Country Strong | reviews, news & interviews
Country Strong
Country Strong
Gwyneth Paltrow plucks at her guitar and audience heartstrings
Hollywood stars are well known for bragging they do all their own stunts, often at the expense of the genuine daredevils who risk their lives on their behalf. With the advent of CGI and motion-capture technology, though, it is becoming increasingly difficult to make such an idle boast. What’s an icon to do to prove their mettle? The answer, it would seem, is to do all their own singing, even when they are patently ill-equipped to do so.
Gone are the days when Audrey Hepburn’s lips would part and Marni Nixon’s voice would waft out, as was notoriously heard to happen in My Fair Lady. Instead we get the actor’s own warblings, albeit with a Vocoder makeover and enough backing vocals to drown out a stampede.
Singers like Whitney Houston and Christina Aguilera have endeavoured to redress the balance by taking dramatic roles themselves, most usually as performers, in films like The Bodyguard or the recent Burlesque. Given the choice between stars who sing and singers who act, however, audiences tend to opt for the former, though experience has shown both can be equally excruciating.
Gwyneth Paltrow has a better set of pipes than most, rendering her role as a depressed Nashville crooner in Country Strong a logical fit. Yet her stylings are not so stunning that they warrant the lengthy build-up they receive in Shana Feste’s film, the story of which entirely revolves around attempts to shake Paltrow’s Kelly Canter – a suicidal basket case driven to despair by the demise of her unborn child – out of her funk and back onto the stage where we are supposed to believe her character belongs.
Even by the lachrymose standards of this notoriously sentimental musical genre this is one weepy movie, its level of subtlety being handily summed up by the wounded bird (Metaphor Alert!) Gwyneth carries around in a wooden box. Yet it is not one without merit, Feste doing her best to paint the world Kelly inhabits in a truer light than other movies that have revelled in its corny clichés and garish excesses.

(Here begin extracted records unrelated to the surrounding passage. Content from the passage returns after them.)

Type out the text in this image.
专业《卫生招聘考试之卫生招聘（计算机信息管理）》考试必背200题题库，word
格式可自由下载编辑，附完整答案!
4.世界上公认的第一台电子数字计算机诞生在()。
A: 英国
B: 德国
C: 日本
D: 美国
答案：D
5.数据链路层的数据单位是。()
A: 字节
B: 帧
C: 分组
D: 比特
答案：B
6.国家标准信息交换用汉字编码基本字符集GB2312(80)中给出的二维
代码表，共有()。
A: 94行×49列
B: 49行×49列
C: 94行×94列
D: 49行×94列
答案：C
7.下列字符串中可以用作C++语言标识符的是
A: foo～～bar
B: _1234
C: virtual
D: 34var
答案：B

Perhaps Feste’s wisest decision is to borrow her template from All About Eve, Canter being as threatened by rising hottie Chiles Stanton (Leighton Meester, pictured right) as Bette Davis was by Anne Baxter. Age versus youth is a timeless conflict that works in any milieu, even in one where a lady’s personal confidence is denoted by the size of her hair and a Stetson-wearing lunk like Garrett Hedlund is considered the most desirable man on the luxury tour bus.
Country, like Broadway in All About Eve, is as much a business as a calling, with real-life music star Tim McGraw personifying its more venal side as Canter’s career-focused hubby. Yet Feste’s script deigns not to demonise him, suggesting instead his ruthless pursuit of Bible Belt success is motivated as much by grief as filthy lucre.
For all its maturity and sense of purpose, however, Country Strong comes up short in one crucial department: its songs. In tone they run the gamut from the croaky musings of Willie Nelson to the synthetic perkiness of Taylor Swift. In style, alas, they remain monotonously one-note, morphing into a bland and formless whole which leaves both the enthusiast and the uninitiated feeling short-changed.
In this regard it seems downright perverse for McGraw – the sole authentic presence – to be cast in a non-singing role throughout. Were the producers worried that he would show up his co-stars?